Dirán que el Schalke no es un rival de suficiente entidad como para testar el nivel de este Madrid, pero lo cierto es que en Gelsenkirchen el equipo madridista no sólo se medía al Schalke, sino también al propio Real Madrid y sus fantasmas. Y los batió a todos. Tampoco lo debían ser el Córdoba o el Deportivo, y sin embargo el Real Madrid ofreció una imagen bastante más raquítica de la que mostró en el Veltins Arena. Varios factores influyeron.
Mismamente, el regreso de Pepe, por su contundencia y personalidad. Lo que también mejoró el nivel de un melifluo Raphael Varane en las últimas fechas. También afectó positivamente la mejoría de un Dani Carvajal que venía ocultándose poco a poco recientemente. Toni Kroos se mantuvo en su nivel, si cabe mejor que otras veces. Lucas Silva demostró que, con tiempo, puede aportar más de lo que lo vienen haciendo Sami Khedira o Asier Illarramendi. Y en ataque no sólo compareció el sempiterno y brillante Isco Alarcón, sino que también colaboró bastante Gareth Bale, con muchos más detalles de calidad de lo que viene acostumbrando y una mayor implicación en defensa, como ya dejó entrever ante el Deportivo.
Y por si no fuera suficiente, Cristiano Ronaldo "volvió" (Ancelotti dixit). O casi, puntualizaremos. Marcó un gol, e inició la jugada del 0-2 para Marcelo. Pero más allá de eso, al '7' se le vio más confiado, más activo, participando de la elaboración del juego y, sobre todo, logrando mejorarlo con sus recortes y su potencia. Lo que precisamente se le achacaba en los últimos partidos, más allá de que viera puerta o no.

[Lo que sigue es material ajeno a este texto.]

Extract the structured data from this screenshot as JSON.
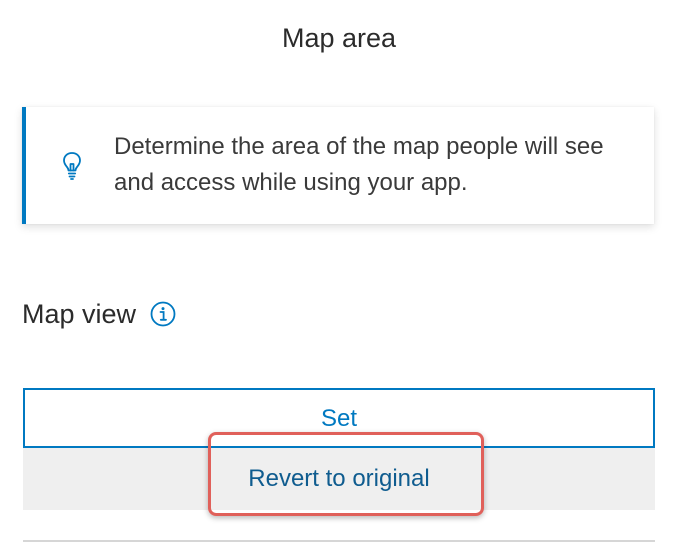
{
  "panel": {
    "title": "Map area"
  },
  "tip": {
    "icon": "lightbulb-icon",
    "text": "Determine the area of the map people will see and access while using your app.",
    "accent_color": "#0079c1"
  },
  "map_view": {
    "label": "Map view",
    "info_icon": "info-icon",
    "set_label": "Set",
    "revert_label": "Revert to original"
  },
  "colors": {
    "accent": "#0079c1",
    "highlight": "#e0605a"
  }
}
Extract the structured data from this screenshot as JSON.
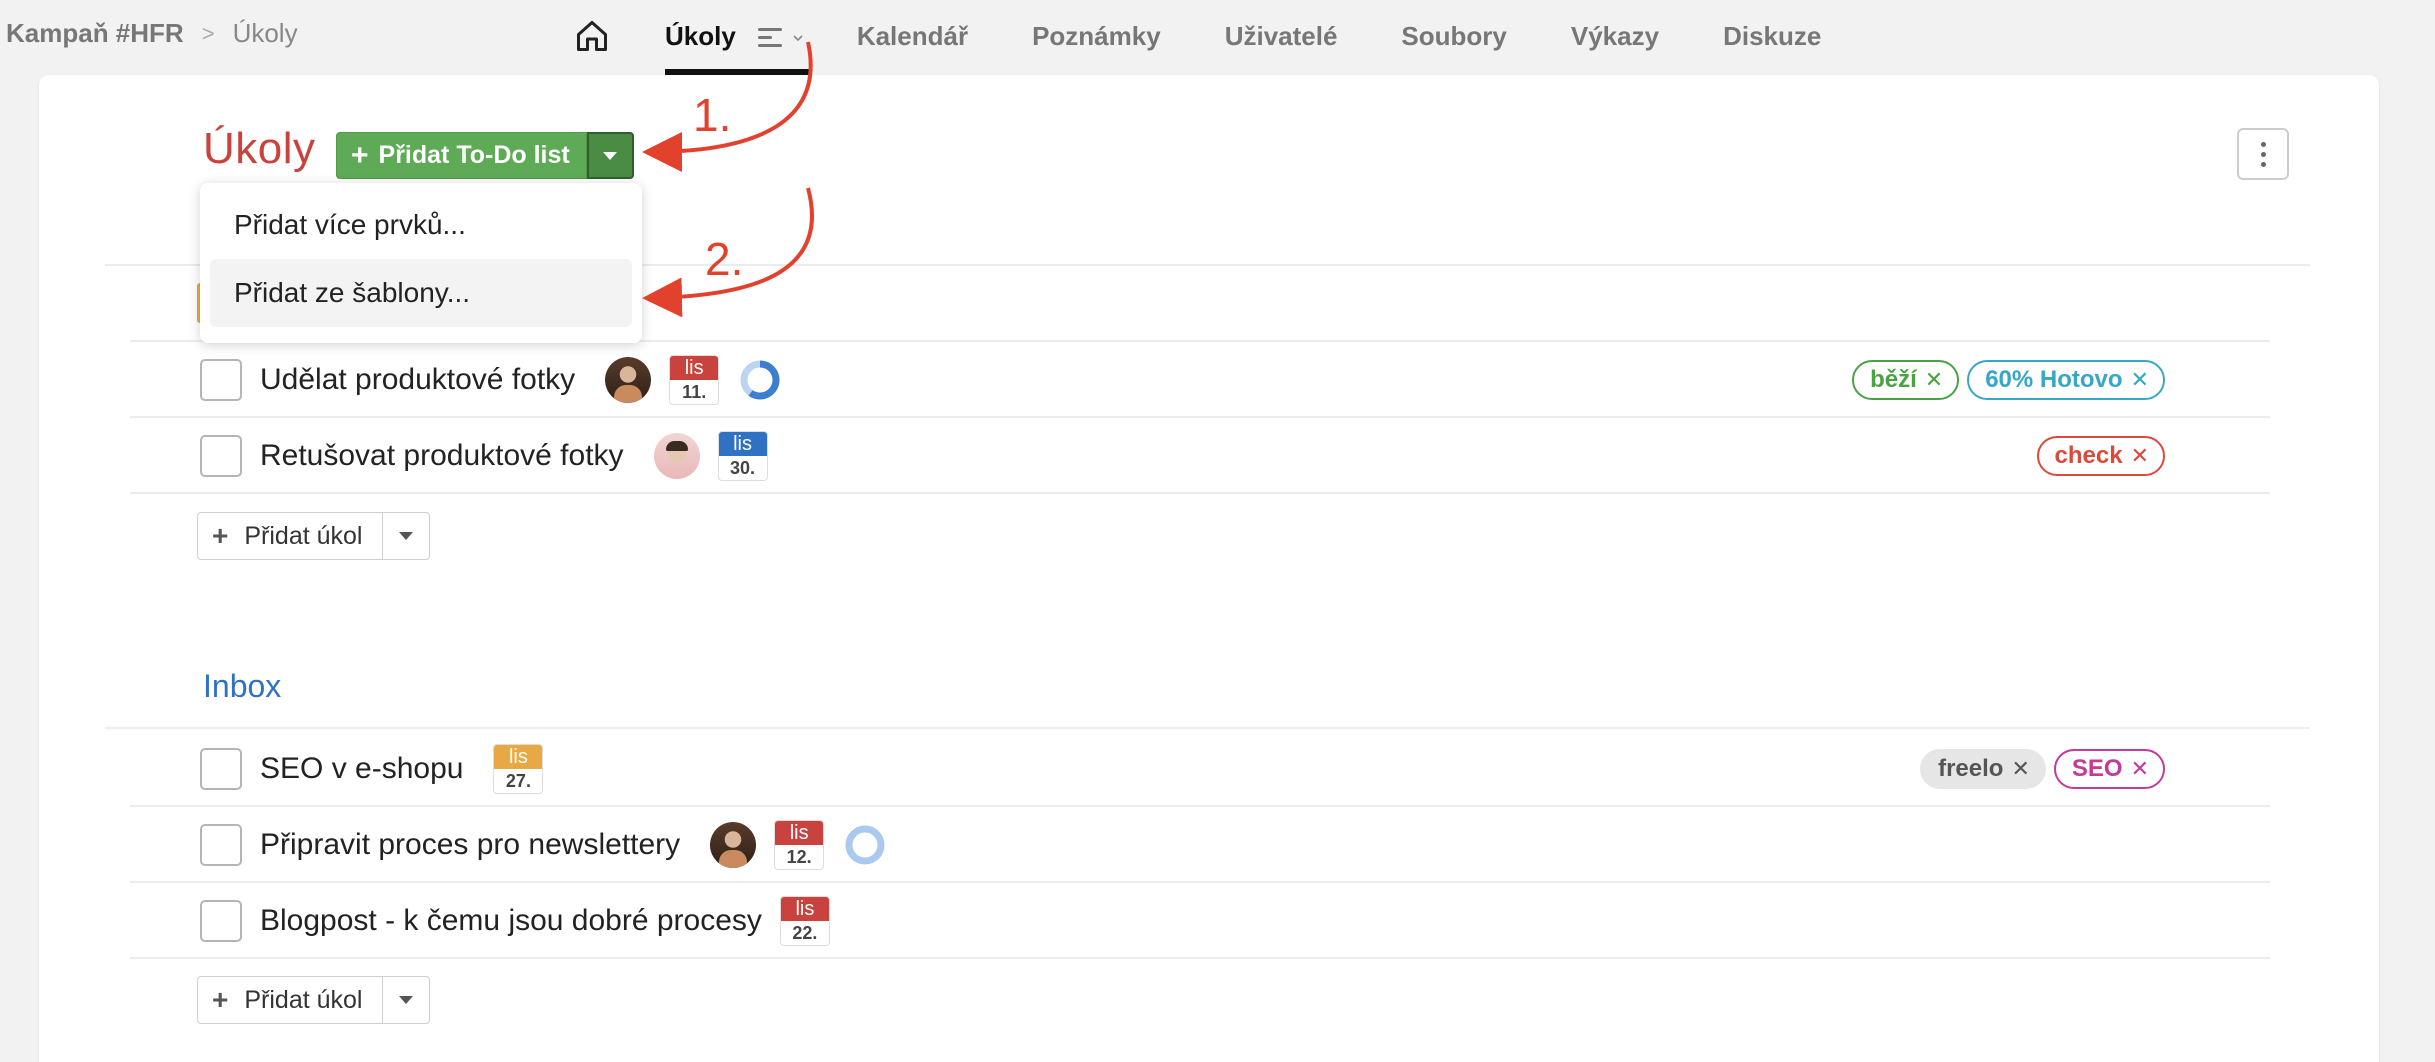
{
  "breadcrumb": {
    "project": "Kampaň #HFR",
    "separator": ">",
    "current": "Úkoly"
  },
  "nav": {
    "home_icon": "home-icon",
    "items": [
      "Úkoly",
      "Kalendář",
      "Poznámky",
      "Uživatelé",
      "Soubory",
      "Výkazy",
      "Diskuze"
    ],
    "active": "Úkoly"
  },
  "page": {
    "title": "Úkoly",
    "add_list_label": "Přidat To-Do list",
    "more_icon": "kebab-menu-icon"
  },
  "dropdown": {
    "items": [
      "Přidat více prvků...",
      "Přidat ze šablony..."
    ],
    "highlighted_index": 1
  },
  "lists": [
    {
      "title": "",
      "tasks": [
        {
          "name": "Udělat produktové fotky",
          "avatar": "user-avatar-1",
          "date": {
            "month": "lis",
            "day": "11.",
            "color": "#c9423e"
          },
          "progress": 0.6,
          "tags": [
            {
              "label": "běží",
              "color": "#4aa244"
            },
            {
              "label": "60% Hotovo",
              "color": "#37a8c4"
            }
          ]
        },
        {
          "name": "Retušovat produktové fotky",
          "avatar": "user-avatar-2",
          "date": {
            "month": "lis",
            "day": "30.",
            "color": "#2f72c4"
          },
          "tags": [
            {
              "label": "check",
              "color": "#d94a3c"
            }
          ]
        }
      ],
      "add_task_label": "Přidat úkol"
    },
    {
      "title": "Inbox",
      "tasks": [
        {
          "name": "SEO v e-shopu",
          "date": {
            "month": "lis",
            "day": "27.",
            "color": "#e8a843"
          },
          "tags": [
            {
              "label": "freelo",
              "color": "#555555",
              "bg": "#e6e6e6"
            },
            {
              "label": "SEO",
              "color": "#c43a9a"
            }
          ]
        },
        {
          "name": "Připravit proces pro newslettery",
          "avatar": "user-avatar-1",
          "date": {
            "month": "lis",
            "day": "12.",
            "color": "#c9423e"
          },
          "progress": 0.0
        },
        {
          "name": "Blogpost - k čemu jsou dobré procesy",
          "date": {
            "month": "lis",
            "day": "22.",
            "color": "#c9423e"
          }
        }
      ],
      "add_task_label": "Přidat úkol"
    }
  ],
  "annotations": {
    "step1": "1.",
    "step2": "2.",
    "color": "#e2412e"
  },
  "colors": {
    "accent_red": "#c9423e",
    "accent_green": "#5eaa56",
    "accent_blue": "#2f72c4"
  }
}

Justo el reflejo que transmitió el equipo en su globalidad. Más confiado, más atrevido, más seguro, más compacto. Y no está en su mejor momento todavía, ni de lejos, ni el equipo ni Cristiano. Pero al menos, sí parece que ambos han encontrado el camino para recuperar su mejor nivel. Lo que no se había visto en prácticamente todo el año 2015. El abrazo coral del equipo en torno a Ancelotti en la celebración del gol de Marcelo es más que simbólico de cómo respira el Real Madrid a día de hoy. Al final, visitar Alemania va a resultar balsámico para el equipo de Carlo Ancelotti.